お互いの目を合わせぷっと吹き出し、わたしはベッドから降りた。
「今日はほんとに調子いいから少しあるこうかな」
そう言ったわたしに彼は肩を貸してくれた。
「ほんとに大丈夫? 鳥越さんが許可してくれたら歩こうか。でも鳥越さんが駄目だって言えば車イスね。俺が押すからさ」
彼の優しさがなんだか嬉しかった。ナースステーションに行き、彼が鳥越さんに話しかけている。
「駄目。車イスなら十分だけいいわよ」
そんな約束をしたらしく、彼は戻ってきた。鳥越さんはわたしの顔をみてにこりと微笑んだ。

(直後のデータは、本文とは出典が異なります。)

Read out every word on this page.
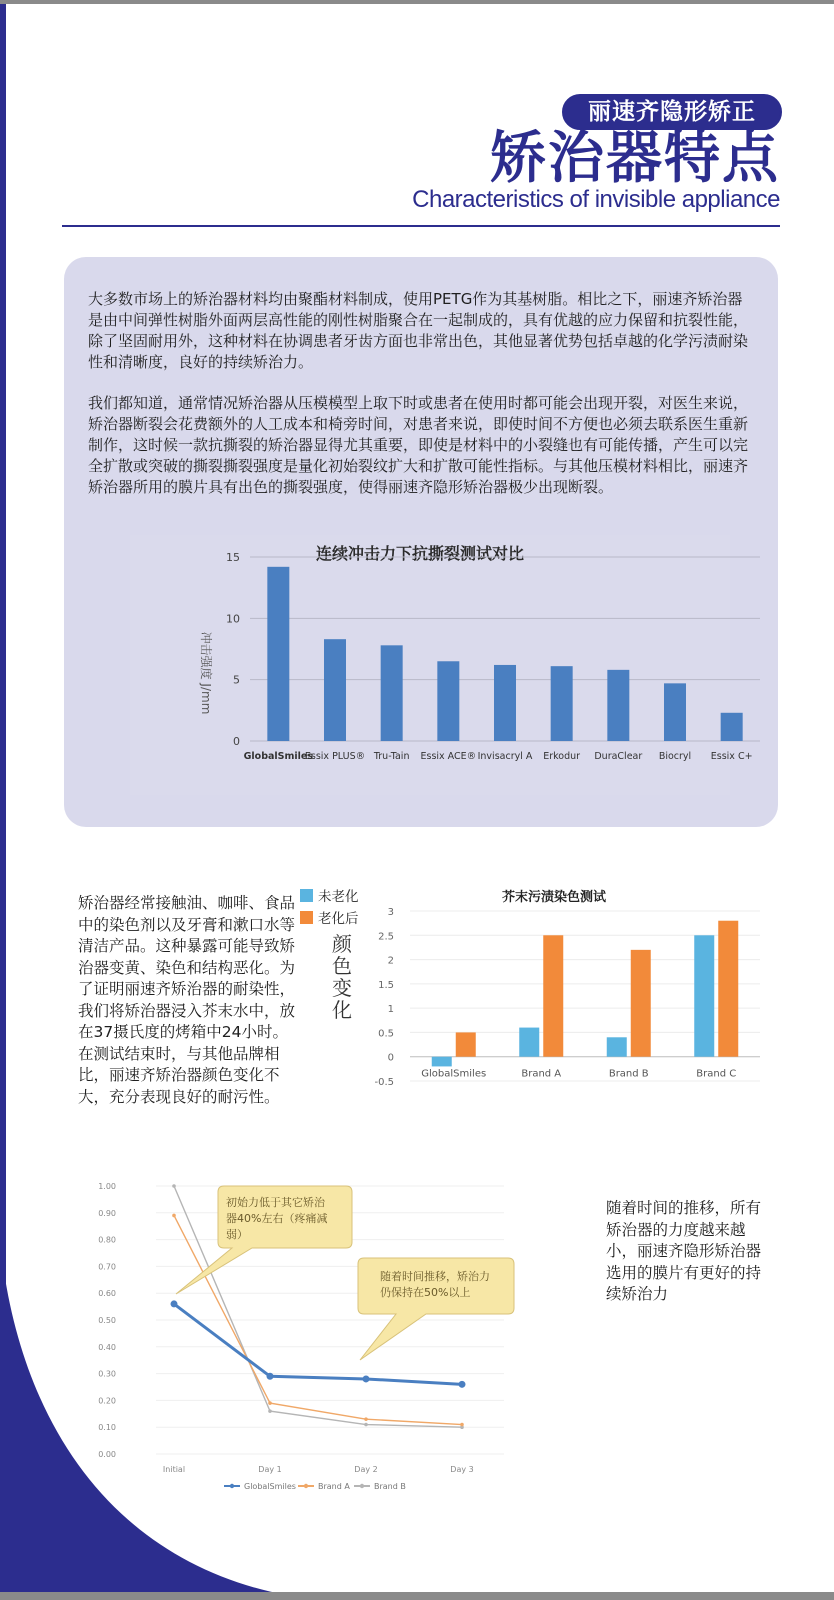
丽速齐隐形矫正
矫治器特点
Characteristics of invisible appliance

大多数市场上的矫治器材料均由聚酯材料制成，使用PETG作为其基树脂。相比之下，丽速齐矫治器是由中间弹性树脂外面两层高性能的刚性树脂聚合在一起制成的，具有优越的应力保留和抗裂性能，除了坚固耐用外，这种材料在协调患者牙齿方面也非常出色，其他显著优势包括卓越的化学污渍耐染性和清晰度，良好的持续矫治力。

我们都知道，通常情况矫治器从压模模型上取下时或患者在使用时都可能会出现开裂，对医生来说，矫治器断裂会花费额外的人工成本和椅旁时间，对患者来说，即使时间不方便也必须去联系医生重新制作，这时候一款抗撕裂的矫治器显得尤其重要，即使是材料中的小裂缝也有可能传播，产生可以完全扩散或突破的撕裂撕裂强度是量化初始裂纹扩大和扩散可能性指标。与其他压模材料相比，丽速齐矫治器所用的膜片具有出色的撕裂强度，使得丽速齐隐形矫治器极少出现断裂。

连续冲击力下抗撕裂测试对比
0
5
10
15
冲击强度 J/mm
GlobalSmiles
Essix PLUS® Tru-Tain Essix ACE® Invisacryl A Erkodur DuraClear Biocryl Essix C+

矫治器经常接触油、咖啡、食品中的染色剂以及牙膏和漱口水等清洁产品。这种暴露可能导致矫治器变黄、染色和结构恶化。为了证明丽速齐矫治器的耐染性，我们将矫治器浸入芥末水中，放在37摄氏度的烤箱中24小时。在测试结束时，与其他品牌相比，丽速齐矫治器颜色变化不大，充分表现良好的耐污性。

芥末污渍染色测试
未老化
老化后
颜色变化
-0.5
0
0.5
1
1.5
2
2.5
3
GlobalSmiles	Brand A	Brand B	Brand C
0.00
0.10
0.20
0.30
0.40
0.50
0.60
0.70
0.80
0.90
1.00
Initial	Day 1	Day 2	Day 3
初始力低于其它矫治器40%左右（疼痛减弱）
随着时间推移，矫治力仍保持在50%以上
GlobalSmiles	Brand A	Brand B

随着时间的推移，所有矫治器的力度越来越小，丽速齐隐形矫治器选用的膜片有更好的持续矫治力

「十分だけだってよ。しかも車イスだって。時間ないから急ごうぜ」
彼のステージの方が進行しているにも関わらず、僅か十分の為に急いで車イスを押してくれた。
病院の外にあるベンチに座った時、彼は咳き込んだ。
「ゴホッ、ゴホッ」
「翔、大丈夫?」
わたしはそう言ってかれの背中を擦った。
「ごめん、ごめん。大丈夫。なんでもないよ」
彼は胸を押さえながらわたしに微笑んだ。
「もう、心配しちゃったじゃないの。でも良かった」
「へー。心配してくれたんだ。嬉しいな」
わたしはなんだか恥ずかしくなり、顔を赤らめた。
「別に深い意味はないからね」
その後もたわいのない会話をしていた。僅か十分ではあるけれど、わたしにとっては白血病のことを忘れられる一瞬であった。
「そろそろ帰ろっか。鳥越のおばちゃん怒ると怖いし」
無邪気な彼の顔はわたしの心を癒してくれた。
あれ? この人といるとなんだか心地いい。嘘でしょ? うん、恋なんかじゃないよ。
すると看護師の鳥越さんが私たちを見つけ、声を掛けてきた。
「二人とも大丈夫? そろそろ病室に戻らなきゃ」
鳥越さんは心配そうな表情でわたしに肩を貸してくれた。
「今ちょうど帰ろうとしてたところなんです。鳥越さんの噂話をしながら。ねっ、凛ちゃん」
そこで、わたしに振るかな。
「え? うん……鳥越さんていい人だよねって言ってたところなんです」
わたしもわたしで話を合わせてしまった。彼はわたしに「グッショブ」とでも言わんばかりに目配せしてきた。
鳥越さんに、連れられわたし達は部屋へ帰っていった。
部屋に戻るとパパがわたしを待っていたのだ。翔君は緊張した面持ちで直立不動している。
「こ……こんにちは。翔と申します」
パパは翔君の緊張している姿が可笑しかったのか、ぷっと吹き出した。